# Add an Acekard loader section to the DL center please



## Destructobot (Jul 8, 2008)

We have a forum for Acekard like we do for the other flashcarts, so we ought to have a section in the download center for Acekard loaders like we do for the other flashcarts.


----------



## Normmatt (Jul 8, 2008)

Destructobot said:
			
		

> We have a forum for Acekard like we do for the other flashcarts, so we ought to have a section in the download center for Acekard loaders like we do for the other flashcarts.

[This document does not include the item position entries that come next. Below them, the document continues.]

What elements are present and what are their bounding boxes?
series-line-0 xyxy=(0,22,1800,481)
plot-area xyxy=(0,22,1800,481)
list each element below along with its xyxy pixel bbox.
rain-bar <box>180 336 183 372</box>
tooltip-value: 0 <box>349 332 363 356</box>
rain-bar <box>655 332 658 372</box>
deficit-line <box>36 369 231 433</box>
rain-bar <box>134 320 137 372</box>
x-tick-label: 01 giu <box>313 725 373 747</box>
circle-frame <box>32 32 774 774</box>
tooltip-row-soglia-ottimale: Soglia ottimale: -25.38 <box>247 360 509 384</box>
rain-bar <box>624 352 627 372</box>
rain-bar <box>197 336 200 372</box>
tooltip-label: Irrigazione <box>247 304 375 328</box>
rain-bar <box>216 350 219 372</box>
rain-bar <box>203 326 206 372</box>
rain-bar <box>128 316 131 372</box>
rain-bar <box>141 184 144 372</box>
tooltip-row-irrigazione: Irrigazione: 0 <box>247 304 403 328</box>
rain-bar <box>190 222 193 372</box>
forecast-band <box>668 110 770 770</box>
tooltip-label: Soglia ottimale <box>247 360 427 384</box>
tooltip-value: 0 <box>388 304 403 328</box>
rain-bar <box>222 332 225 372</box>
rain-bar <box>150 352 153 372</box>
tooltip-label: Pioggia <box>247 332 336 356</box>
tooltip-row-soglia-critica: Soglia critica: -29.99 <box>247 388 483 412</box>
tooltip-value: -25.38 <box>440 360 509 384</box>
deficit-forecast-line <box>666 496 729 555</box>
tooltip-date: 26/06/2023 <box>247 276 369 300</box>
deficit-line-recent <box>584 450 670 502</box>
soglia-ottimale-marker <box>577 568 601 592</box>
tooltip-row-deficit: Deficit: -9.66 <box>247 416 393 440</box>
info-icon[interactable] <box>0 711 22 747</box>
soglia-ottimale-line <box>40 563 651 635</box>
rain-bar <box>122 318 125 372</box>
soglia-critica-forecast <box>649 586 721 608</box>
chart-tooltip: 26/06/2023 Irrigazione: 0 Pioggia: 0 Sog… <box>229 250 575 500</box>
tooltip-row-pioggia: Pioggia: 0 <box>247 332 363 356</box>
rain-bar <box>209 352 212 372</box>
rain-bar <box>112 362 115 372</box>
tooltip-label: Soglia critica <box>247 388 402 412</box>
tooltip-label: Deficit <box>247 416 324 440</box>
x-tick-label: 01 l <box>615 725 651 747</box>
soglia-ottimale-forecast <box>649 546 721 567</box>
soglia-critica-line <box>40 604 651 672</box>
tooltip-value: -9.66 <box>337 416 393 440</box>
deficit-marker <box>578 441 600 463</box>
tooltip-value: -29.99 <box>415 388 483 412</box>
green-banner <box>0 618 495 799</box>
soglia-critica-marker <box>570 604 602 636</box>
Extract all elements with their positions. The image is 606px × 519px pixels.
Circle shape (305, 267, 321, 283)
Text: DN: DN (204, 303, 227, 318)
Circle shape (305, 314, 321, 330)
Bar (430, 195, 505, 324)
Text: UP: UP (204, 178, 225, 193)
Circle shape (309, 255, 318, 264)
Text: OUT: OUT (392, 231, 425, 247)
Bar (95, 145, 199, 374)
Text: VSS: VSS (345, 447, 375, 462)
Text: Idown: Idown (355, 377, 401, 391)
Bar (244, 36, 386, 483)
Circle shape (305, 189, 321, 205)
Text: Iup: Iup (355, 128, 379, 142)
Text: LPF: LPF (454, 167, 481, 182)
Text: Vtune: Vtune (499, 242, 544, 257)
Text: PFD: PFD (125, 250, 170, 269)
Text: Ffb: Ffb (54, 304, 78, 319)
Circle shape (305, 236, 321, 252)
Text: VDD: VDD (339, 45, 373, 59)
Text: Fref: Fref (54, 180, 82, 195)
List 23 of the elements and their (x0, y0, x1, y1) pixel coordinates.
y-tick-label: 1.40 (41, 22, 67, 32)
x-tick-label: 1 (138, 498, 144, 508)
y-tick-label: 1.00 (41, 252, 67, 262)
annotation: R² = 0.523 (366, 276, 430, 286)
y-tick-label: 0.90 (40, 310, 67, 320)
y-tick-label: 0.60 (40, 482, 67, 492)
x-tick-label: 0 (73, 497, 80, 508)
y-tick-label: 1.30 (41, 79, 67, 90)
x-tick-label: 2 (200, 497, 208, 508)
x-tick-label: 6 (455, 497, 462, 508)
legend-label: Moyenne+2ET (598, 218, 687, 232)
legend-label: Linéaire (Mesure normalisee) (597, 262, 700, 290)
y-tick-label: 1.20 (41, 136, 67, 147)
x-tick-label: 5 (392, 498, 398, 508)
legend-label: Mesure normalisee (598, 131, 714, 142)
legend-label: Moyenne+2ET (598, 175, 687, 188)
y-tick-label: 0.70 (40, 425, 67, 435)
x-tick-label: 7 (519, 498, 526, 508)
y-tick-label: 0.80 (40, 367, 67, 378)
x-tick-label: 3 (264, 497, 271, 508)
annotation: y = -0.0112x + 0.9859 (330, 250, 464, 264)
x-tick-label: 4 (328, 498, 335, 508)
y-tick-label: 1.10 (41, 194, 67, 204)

Not sure if this should be a separate topic but shouldn't the Acekard forum be renamed from "Acekard RPG" to just "Acekard" or something.


----------



## Destructobot (Jul 8, 2008)

Normmatt said:
			
		

> Not sure if this should be a separate topic but shouldn't the Acekard forum be renamed from "Acekard RPG" to just "Acekard" or something.


This too.


----------



## Normmatt (Jul 11, 2008)

Any news on this?


----------



## IOwnAndPwnU (Jul 31, 2008)

Yeah, I have an Acekard 2 but there is no forum for it.


----------



## Normmatt (Aug 18, 2008)

I really wish someone would rename the forum and add an Acekard section in the DL database.


----------



## Joey90 (Aug 19, 2008)

+1

The forum rename is cosmetic, but a section in the DL centre would make it a lot easier to find stuff.


----------



## Bri (Aug 30, 2008)

Cosmetic or not, there are still posts in the general discussion because owners of Acekard 2's didn't know if they should post in the Acekard RPG forum about an Acekard 2.

-Bri


----------